There you are, he greeted her every night. You can’t get away from me.

But he couldn’t get away from her either. He spoke to her silently as if she were lying by his side, as if his knife were at her throat and he were confessing his secrets to her before she took them to her grave, he told her everything, about the finance committee, the billeting, the impotence, the fear. It turned out that hatred and love were not so very far apart. The levels of intimacy were the same. People heard him murmuring in the dark, his fellow fighters heard him and so did his hosts, but the words couldn’t be made out, and nobody cared anyway, because all the other fighters were murmuring too, talking to their mothers or daughters or wives and listening to their replies. The murderous rage of Shalimar the clown, his possession by the devil, burned fiercely in him and carried him forward, but in the murmurous night it was just one of many stories, one small particular untold tale in a crowd of such tales, one minuscule portion of the unwritten history of Kashmir.

He said: Don’t leave that hut, the place of your exile, or you will release me from my oath and I will return, I will certainly know and I will certainly return.

She said: I’ll stay here and wait and I know you will return.

He said: This terrible time, this in-between time in which we have all been dying of doing nothing, is coming to an end. I am going over the mountains. Here I am, in the mountains. I am taking the Tragbal Pass. Above me stands Nanga Parbat the mighty peak that veils its face in storm clouds and spits lightning at all who dare to pass it by. On the far side of the mountains is freedom, the part of Kashmir that is free. Gilgit, Hunza, Baltistan. Our lost places. I am going to see what Kashmir looks like when it’s free, when its face is not veiled in tears.

He said: I quarreled with Anees again.
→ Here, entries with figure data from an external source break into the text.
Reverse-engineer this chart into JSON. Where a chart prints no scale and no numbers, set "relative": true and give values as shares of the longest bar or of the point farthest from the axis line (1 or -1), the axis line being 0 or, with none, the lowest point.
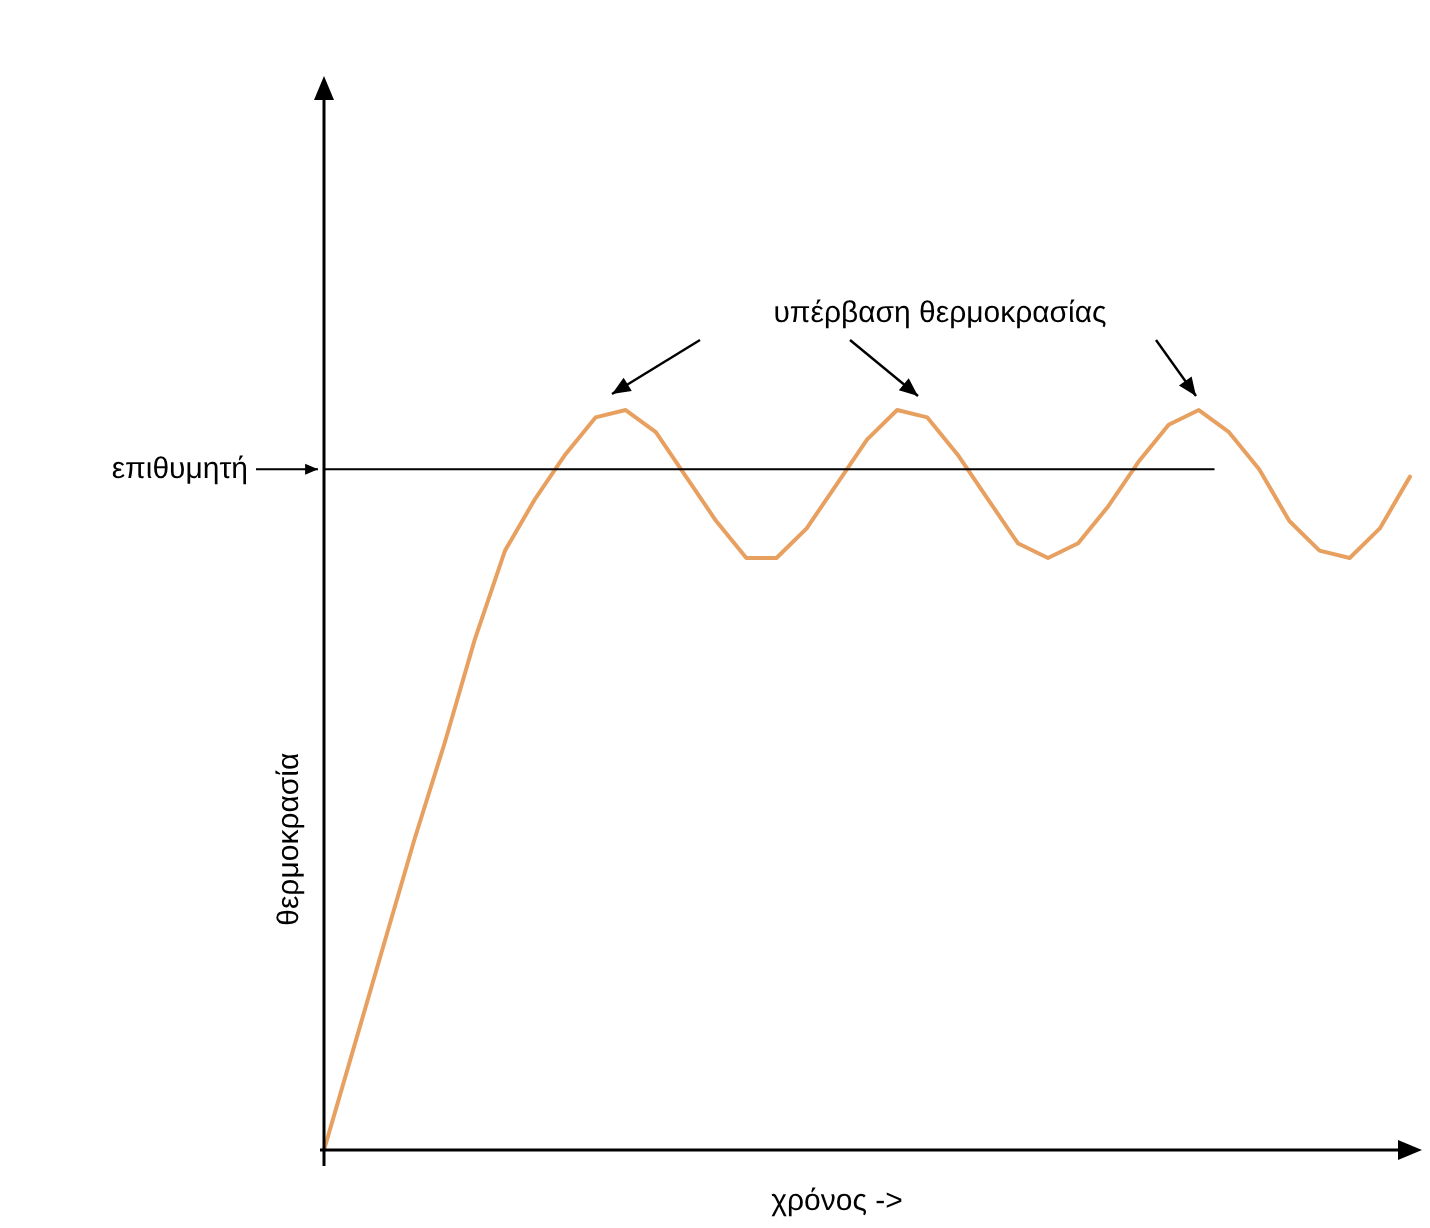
{
  "chart_data": {
    "type": "line",
    "xlabel": "χρόνος ->",
    "ylabel": "θερμοκρασία",
    "annotations": [
      "υπέρβαση θερμοκρασίας"
    ],
    "categories": [
      null,
      null,
      null,
      null,
      null,
      null,
      null,
      null,
      null,
      null,
      null,
      null,
      null,
      null,
      null,
      null,
      null,
      null,
      null,
      null,
      null,
      null,
      null,
      null,
      null,
      null,
      null,
      null,
      null,
      null,
      null,
      null,
      null,
      null,
      null,
      null,
      null
    ],
    "series": [
      {
        "color": "#e8a060",
        "values": [
          0,
          0.14,
          0.28,
          0.42,
          0.55,
          0.69,
          0.81,
          0.88,
          0.94,
          0.99,
          1,
          0.97,
          0.91,
          0.85,
          0.8,
          0.8,
          0.84,
          0.9,
          0.96,
          1,
          0.99,
          0.94,
          0.88,
          0.82,
          0.8,
          0.82,
          0.87,
          0.93,
          0.98,
          1,
          0.97,
          0.92,
          0.85,
          0.81,
          0.8,
          0.84,
          0.91
        ]
      }
    ],
    "relative": true,
    "ref_lines": [
      {
        "axis": "y",
        "value": 0.92,
        "label": "επιθυμητή",
        "color": "#000000"
      }
    ],
    "legend": false,
    "marker": "none",
    "line_style": "solid"
  }
}
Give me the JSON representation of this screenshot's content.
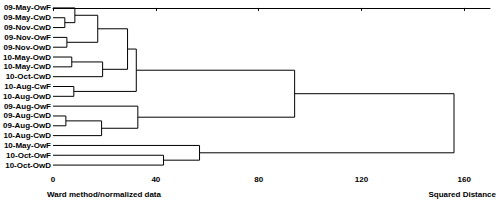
{
  "chart_data": {
    "type": "dendrogram",
    "xlabel": "Squared Distance",
    "method_label": "Ward method/normalized data",
    "xlim": [
      0,
      170
    ],
    "xticks": [
      0,
      40,
      80,
      120,
      160
    ],
    "grid": false,
    "color": "#000000",
    "tree": {
      "height": 156,
      "children": [
        {
          "height": 94,
          "children": [
            {
              "height": 32.4,
              "children": [
                {
                  "height": 29,
                  "children": [
                    {
                      "height": 17.4,
                      "children": [
                        {
                          "height": 8.5,
                          "children": [
                            {
                              "label": "09-May-OwF"
                            },
                            {
                              "height": 4.6,
                              "children": [
                                {
                                  "label": "09-May-CwD"
                                },
                                {
                                  "label": "09-Nov-CwD"
                                }
                              ]
                            }
                          ]
                        },
                        {
                          "height": 5.4,
                          "children": [
                            {
                              "label": "09-Nov-OwF"
                            },
                            {
                              "label": "09-Nov-OwD"
                            }
                          ]
                        }
                      ]
                    },
                    {
                      "height": 19.3,
                      "children": [
                        {
                          "height": 7.3,
                          "children": [
                            {
                              "label": "10-May-OwD"
                            },
                            {
                              "label": "10-May-CwD"
                            }
                          ]
                        },
                        {
                          "label": "10-Oct-CwD"
                        }
                      ]
                    }
                  ]
                },
                {
                  "height": 8.1,
                  "children": [
                    {
                      "label": "10-Aug-CwF"
                    },
                    {
                      "label": "10-Aug-OwD"
                    }
                  ]
                }
              ]
            },
            {
              "height": 33,
              "children": [
                {
                  "label": "09-Aug-OwF"
                },
                {
                  "height": 18.9,
                  "children": [
                    {
                      "height": 5,
                      "children": [
                        {
                          "label": "09-Aug-CwD"
                        },
                        {
                          "label": "09-Aug-OwD"
                        }
                      ]
                    },
                    {
                      "label": "10-Aug-CwD"
                    }
                  ]
                }
              ]
            }
          ]
        },
        {
          "height": 57,
          "children": [
            {
              "label": "10-May-OwF"
            },
            {
              "height": 43,
              "children": [
                {
                  "label": "10-Oct-OwF"
                },
                {
                  "label": "10-Oct-OwD"
                }
              ]
            }
          ]
        }
      ]
    }
  }
}
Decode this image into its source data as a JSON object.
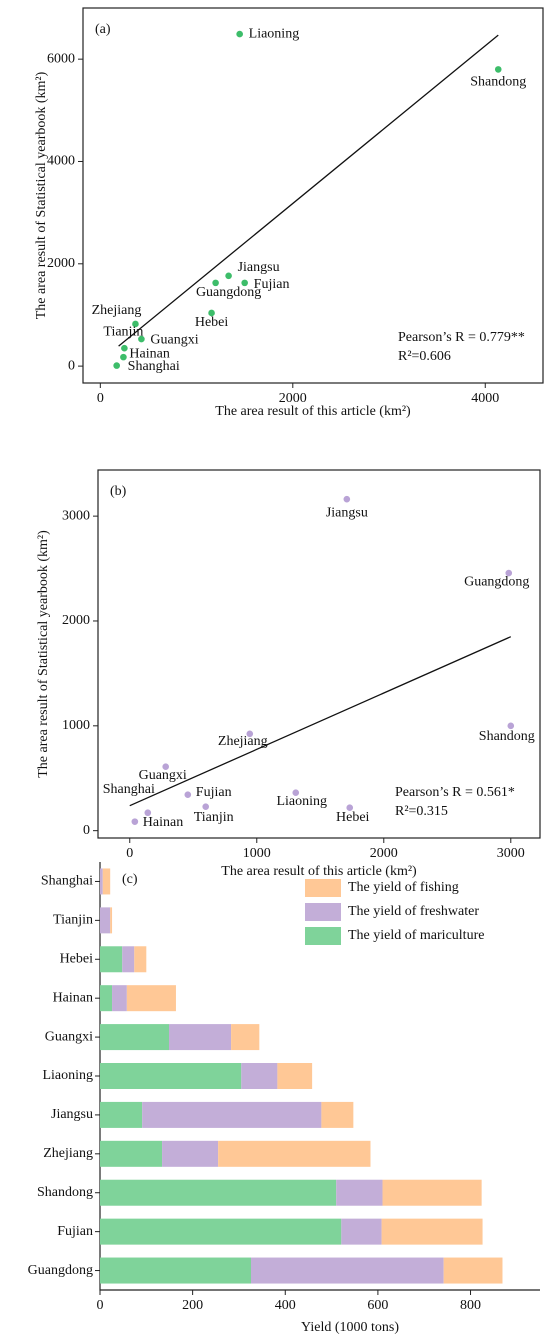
{
  "chart_data": [
    {
      "type": "scatter",
      "title": "(a)",
      "x_label": "The area result of this article (km²)",
      "y_label": "The area result of Statistical yearbook (km²)",
      "labels": [
        "Liaoning",
        "Shandong",
        "Jiangsu",
        "Guangdong",
        "Fujian",
        "Hebei",
        "Zhejiang",
        "Tianjin",
        "Guangxi",
        "Hainan",
        "Shanghai"
      ],
      "x": [
        1448,
        4135,
        1333,
        1198,
        1500,
        1156,
        365,
        250,
        427,
        240,
        170
      ],
      "values": [
        6490,
        5800,
        1765,
        1627,
        1627,
        1039,
        824,
        350,
        529,
        176,
        10
      ],
      "color": "#3dbd6a",
      "fit": {
        "x": [
          190,
          4135
        ],
        "y": [
          390,
          6470
        ]
      },
      "annotations": [
        "Pearson’s R = 0.779**",
        "R²=0.606"
      ],
      "xlim": [
        -180,
        4600
      ],
      "ylim": [
        -330,
        7000
      ],
      "xticks": [
        0,
        2000,
        4000
      ],
      "yticks": [
        0,
        2000,
        4000,
        6000
      ]
    },
    {
      "type": "scatter",
      "title": "(b)",
      "x_label": "The area result of this article (km²)",
      "y_label": "The area result of Statistical yearbook (km²)",
      "labels": [
        "Jiangsu",
        "Guangdong",
        "Shandong",
        "Zhejiang",
        "Guangxi",
        "Fujian",
        "Liaoning",
        "Tianjin",
        "Hebei",
        "Hainan",
        "Shanghai"
      ],
      "x": [
        1709,
        2984,
        3000,
        945,
        283,
        457,
        1307,
        598,
        1732,
        142,
        40
      ],
      "values": [
        3162,
        2457,
        1000,
        924,
        610,
        343,
        362,
        229,
        219,
        171,
        86
      ],
      "color": "#b9a3d6",
      "fit": {
        "x": [
          0,
          3000
        ],
        "y": [
          238,
          1850
        ]
      },
      "annotations": [
        "Pearson’s R = 0.561*",
        "R²=0.315"
      ],
      "xlim": [
        -250,
        3230
      ],
      "ylim": [
        -70,
        3440
      ],
      "xticks": [
        0,
        1000,
        2000,
        3000
      ],
      "yticks": [
        0,
        1000,
        2000,
        3000
      ]
    },
    {
      "type": "stacked-barh",
      "title": "(c)",
      "x_label": "Yield (1000 tons)",
      "categories": [
        "Shanghai",
        "Tianjin",
        "Hebei",
        "Hainan",
        "Guangxi",
        "Liaoning",
        "Jiangsu",
        "Zhejiang",
        "Shandong",
        "Fujian",
        "Guangdong"
      ],
      "series": [
        {
          "name": "The yield of mariculture",
          "color": "#7fd39a",
          "values": [
            0,
            0,
            48,
            26,
            149,
            305,
            91,
            134,
            510,
            521,
            326
          ]
        },
        {
          "name": "The yield of freshwater",
          "color": "#c3aed8",
          "values": [
            6,
            22,
            26,
            32,
            134,
            78,
            387,
            121,
            100,
            87,
            416
          ]
        },
        {
          "name": "The yield of fishing",
          "color": "#ffc896",
          "values": [
            16,
            4,
            26,
            106,
            61,
            75,
            69,
            329,
            214,
            218,
            127
          ]
        }
      ],
      "xlim": [
        0,
        950
      ],
      "xticks": [
        0,
        200,
        400,
        600,
        800
      ]
    }
  ]
}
I spoke of our Pak allies and told him I would put my trust in them and in our common God and he called me a liar and a whore who wants to be fucked from both ends, from behind and in front at the same time. He has a filthy mouth these days. He is against Pakistan and doesn’t want to talk about religion. He laughed in my face when I spoke of my faith and told me I didn’t know what faith was if I could be faithless to my own brother. I said there was a higher allegiance and he laughed in my face again and said maybe I could fool everyone else but I couldn’t fool him that all of a sudden I had turned into some kind of fire-eater for God. He speaks like an old man. I don’t care about the old ways anymore. I want to drive the army bastards out and our enemy’s enemy is our friend. He said no, our enemy’s enemy is our enemy too. But he knows as well as I do that many of our comrades are going over the mountains. His own boss is leaving him and coming with me. He is with me now. I am in the mountains now. I left my brother behind but I am with my brothers. Anees and I parted on bad terms which I regret. He says he knows he will not live to be an old man but who wants to be old in hell. I am wearing dark green gumboots and inside them I have wrapped my legs in a woollen blanket torn in half. I am wearing everything warm I could find but there is no hot coal for my kangri. They gave me a polythene coat and pants to put over it all. Over the mountain there are training camps. Over the mountain there are comrades and weapons and money and political backing. Over the mountain I will find the rainbow’s end.